Another man, a conductor, also loves music. Trauma to his brain destroys his career, though his hearing is unaffected by the injury. The difference is this: now, the more exquisite the music, the more distressing it is for him to hear it. He describes it as too beautiful to bear. Four measures of Madame Butterfly make him nearly mad for the refuge of silence.
A woman who lives on a street abutting a city park complains to the police about the summer concerts piped into her home across the warm evenings.
'Mam, it's only an hour and a half every other week -- why don't you come out and enjoy the show?'
'You don't understand, I just can't stand music!'
'How can anyone hate music?' the concert planners mutter.

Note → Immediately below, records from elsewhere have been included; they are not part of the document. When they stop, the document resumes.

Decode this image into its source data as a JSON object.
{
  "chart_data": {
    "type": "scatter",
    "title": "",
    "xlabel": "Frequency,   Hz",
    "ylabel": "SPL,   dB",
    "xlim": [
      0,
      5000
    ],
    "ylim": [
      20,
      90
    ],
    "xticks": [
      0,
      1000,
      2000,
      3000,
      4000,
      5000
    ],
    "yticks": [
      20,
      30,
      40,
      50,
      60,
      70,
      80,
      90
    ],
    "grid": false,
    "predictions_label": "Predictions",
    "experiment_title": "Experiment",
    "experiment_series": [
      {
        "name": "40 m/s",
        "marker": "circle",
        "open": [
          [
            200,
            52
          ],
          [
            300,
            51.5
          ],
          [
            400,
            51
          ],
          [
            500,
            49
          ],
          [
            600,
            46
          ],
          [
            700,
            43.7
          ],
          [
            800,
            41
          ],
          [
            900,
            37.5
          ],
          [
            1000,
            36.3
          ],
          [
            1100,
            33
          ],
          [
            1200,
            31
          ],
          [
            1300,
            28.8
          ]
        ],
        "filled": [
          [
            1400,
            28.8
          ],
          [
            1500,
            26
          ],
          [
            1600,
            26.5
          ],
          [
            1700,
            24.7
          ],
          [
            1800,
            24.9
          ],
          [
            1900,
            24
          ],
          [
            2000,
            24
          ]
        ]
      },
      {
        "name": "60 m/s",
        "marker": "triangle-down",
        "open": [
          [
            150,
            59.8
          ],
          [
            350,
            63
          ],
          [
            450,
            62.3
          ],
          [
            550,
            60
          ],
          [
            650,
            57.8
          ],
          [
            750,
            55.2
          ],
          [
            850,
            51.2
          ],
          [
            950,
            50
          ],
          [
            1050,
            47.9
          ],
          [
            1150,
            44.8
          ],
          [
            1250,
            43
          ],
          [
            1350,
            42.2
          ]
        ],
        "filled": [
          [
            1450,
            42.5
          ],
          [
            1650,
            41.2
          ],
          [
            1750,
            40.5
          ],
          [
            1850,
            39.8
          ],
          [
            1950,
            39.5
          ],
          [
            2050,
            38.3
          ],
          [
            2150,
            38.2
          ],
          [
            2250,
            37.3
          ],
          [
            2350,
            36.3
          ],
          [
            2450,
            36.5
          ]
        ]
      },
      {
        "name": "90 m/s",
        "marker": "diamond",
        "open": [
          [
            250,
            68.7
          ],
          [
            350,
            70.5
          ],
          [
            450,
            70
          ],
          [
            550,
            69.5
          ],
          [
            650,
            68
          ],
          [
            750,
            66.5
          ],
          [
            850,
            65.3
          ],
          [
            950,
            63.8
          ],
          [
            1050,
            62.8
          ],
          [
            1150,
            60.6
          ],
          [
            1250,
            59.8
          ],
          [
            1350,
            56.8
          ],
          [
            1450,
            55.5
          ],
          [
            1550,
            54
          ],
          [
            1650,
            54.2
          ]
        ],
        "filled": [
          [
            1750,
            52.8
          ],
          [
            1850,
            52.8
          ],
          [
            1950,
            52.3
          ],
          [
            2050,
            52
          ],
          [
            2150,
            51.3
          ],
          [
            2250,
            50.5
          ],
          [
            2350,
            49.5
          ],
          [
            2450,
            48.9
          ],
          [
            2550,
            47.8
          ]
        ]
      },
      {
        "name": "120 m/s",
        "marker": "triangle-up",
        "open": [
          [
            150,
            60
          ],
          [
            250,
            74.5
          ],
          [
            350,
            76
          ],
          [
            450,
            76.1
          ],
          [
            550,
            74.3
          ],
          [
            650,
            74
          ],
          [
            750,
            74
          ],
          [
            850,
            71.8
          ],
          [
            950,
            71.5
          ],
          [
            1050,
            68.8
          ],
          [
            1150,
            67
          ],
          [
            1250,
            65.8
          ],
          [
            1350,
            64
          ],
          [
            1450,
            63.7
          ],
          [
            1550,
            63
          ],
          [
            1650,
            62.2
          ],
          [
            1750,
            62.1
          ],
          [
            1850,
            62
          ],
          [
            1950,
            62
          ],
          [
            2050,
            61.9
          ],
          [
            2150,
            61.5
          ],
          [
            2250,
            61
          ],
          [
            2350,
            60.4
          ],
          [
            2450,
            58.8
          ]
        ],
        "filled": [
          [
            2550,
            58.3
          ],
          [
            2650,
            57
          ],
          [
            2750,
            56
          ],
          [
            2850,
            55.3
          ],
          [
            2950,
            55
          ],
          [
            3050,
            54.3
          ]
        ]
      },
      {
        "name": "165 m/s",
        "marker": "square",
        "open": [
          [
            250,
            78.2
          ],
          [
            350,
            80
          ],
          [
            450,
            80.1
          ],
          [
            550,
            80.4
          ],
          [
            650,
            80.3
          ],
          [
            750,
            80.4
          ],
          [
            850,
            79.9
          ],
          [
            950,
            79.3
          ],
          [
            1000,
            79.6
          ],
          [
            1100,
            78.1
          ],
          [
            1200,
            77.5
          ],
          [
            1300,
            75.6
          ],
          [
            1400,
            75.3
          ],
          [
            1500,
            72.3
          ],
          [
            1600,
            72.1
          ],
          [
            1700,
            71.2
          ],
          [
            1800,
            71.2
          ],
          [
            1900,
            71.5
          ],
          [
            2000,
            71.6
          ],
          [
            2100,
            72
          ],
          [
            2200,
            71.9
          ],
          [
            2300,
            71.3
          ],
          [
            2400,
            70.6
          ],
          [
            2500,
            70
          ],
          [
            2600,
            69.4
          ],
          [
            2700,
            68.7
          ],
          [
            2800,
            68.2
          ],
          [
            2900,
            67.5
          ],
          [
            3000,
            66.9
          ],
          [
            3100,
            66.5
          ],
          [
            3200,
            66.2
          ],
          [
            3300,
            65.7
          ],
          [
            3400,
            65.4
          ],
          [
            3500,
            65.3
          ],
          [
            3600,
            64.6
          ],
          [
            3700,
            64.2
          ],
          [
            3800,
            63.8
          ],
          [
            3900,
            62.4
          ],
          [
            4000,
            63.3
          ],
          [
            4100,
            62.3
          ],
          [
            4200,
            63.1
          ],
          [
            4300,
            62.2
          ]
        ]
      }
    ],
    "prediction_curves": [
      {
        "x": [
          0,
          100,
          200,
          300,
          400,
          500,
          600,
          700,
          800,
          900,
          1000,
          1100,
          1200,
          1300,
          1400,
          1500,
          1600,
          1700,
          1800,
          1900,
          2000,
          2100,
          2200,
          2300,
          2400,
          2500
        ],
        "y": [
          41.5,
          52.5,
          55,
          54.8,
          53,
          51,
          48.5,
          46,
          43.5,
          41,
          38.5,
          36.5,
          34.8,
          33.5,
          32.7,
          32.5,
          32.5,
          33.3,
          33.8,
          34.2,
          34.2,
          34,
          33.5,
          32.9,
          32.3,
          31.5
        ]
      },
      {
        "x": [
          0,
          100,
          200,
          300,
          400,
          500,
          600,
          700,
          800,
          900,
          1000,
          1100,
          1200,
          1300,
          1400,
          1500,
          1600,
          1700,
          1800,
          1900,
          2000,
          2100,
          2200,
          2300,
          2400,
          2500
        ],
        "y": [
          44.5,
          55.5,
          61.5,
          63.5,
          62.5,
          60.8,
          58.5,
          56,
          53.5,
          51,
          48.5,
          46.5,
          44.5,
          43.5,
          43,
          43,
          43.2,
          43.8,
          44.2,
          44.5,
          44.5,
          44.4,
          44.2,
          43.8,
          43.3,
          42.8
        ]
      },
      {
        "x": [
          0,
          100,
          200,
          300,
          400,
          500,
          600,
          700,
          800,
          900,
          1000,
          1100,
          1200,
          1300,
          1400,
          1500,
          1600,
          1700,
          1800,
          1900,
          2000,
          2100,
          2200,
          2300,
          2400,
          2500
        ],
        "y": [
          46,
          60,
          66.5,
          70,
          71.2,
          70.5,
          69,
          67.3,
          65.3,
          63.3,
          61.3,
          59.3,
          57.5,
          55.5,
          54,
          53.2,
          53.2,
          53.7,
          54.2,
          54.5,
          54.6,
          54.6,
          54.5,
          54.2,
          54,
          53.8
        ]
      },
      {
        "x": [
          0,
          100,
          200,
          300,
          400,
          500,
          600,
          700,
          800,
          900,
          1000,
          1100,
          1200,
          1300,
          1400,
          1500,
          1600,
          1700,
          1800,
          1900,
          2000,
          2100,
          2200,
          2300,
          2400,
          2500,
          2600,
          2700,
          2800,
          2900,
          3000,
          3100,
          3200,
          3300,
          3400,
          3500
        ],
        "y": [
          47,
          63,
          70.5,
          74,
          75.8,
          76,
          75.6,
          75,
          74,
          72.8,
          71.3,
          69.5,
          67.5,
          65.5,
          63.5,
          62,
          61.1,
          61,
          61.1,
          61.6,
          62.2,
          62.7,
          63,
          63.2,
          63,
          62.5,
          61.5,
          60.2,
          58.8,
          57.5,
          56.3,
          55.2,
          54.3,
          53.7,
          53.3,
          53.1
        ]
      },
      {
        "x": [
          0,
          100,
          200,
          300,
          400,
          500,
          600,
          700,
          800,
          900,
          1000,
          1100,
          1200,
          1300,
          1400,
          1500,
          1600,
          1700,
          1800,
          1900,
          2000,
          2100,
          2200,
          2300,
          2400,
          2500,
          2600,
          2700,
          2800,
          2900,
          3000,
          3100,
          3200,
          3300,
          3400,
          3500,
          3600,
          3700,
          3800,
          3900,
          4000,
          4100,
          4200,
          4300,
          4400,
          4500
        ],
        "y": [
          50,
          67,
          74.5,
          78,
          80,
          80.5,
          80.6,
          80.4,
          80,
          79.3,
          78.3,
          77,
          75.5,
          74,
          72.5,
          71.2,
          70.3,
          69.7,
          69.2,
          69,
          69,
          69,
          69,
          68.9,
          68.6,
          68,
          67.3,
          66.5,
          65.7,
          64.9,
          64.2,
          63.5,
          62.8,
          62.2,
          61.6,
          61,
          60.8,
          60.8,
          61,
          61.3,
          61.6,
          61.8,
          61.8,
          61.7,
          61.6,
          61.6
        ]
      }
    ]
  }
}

How can anybody love it so much it overloads his emotional receptors to the point of pain? How can a person need it so much, he beats at the gates of the tech gurus to learn their secrets?

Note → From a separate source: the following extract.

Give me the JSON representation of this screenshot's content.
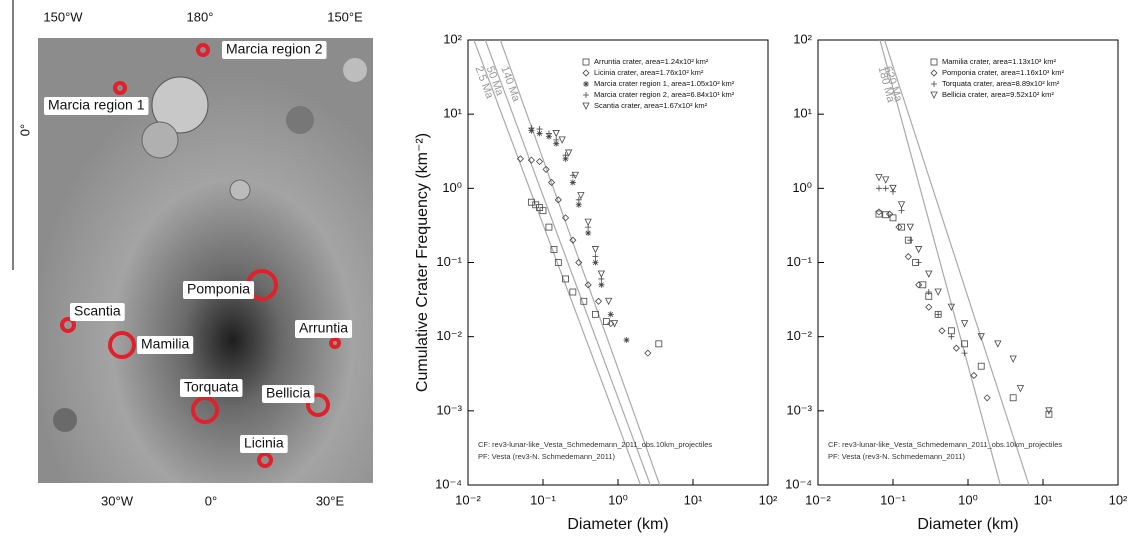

The denouement of one man's cochlear odyssey is a recording, broadcast for the hearing public, of the music he imbibes with his new, vastly superior software upgrade. Pitch perfect, rhythm true, played by Schroeder on his toy piano -- by this diminutive Boléro the seeker is elated and reborn.
And lest we wax euphoric over miracles of science and the mind, we ponder this. A creature's testament to sculpted sound is richer than the bible, deeper than the River Styx, subtler than reason. Do you believe in god? Do you believe in music? Do you believe in haunted mansions? Do you believe at all?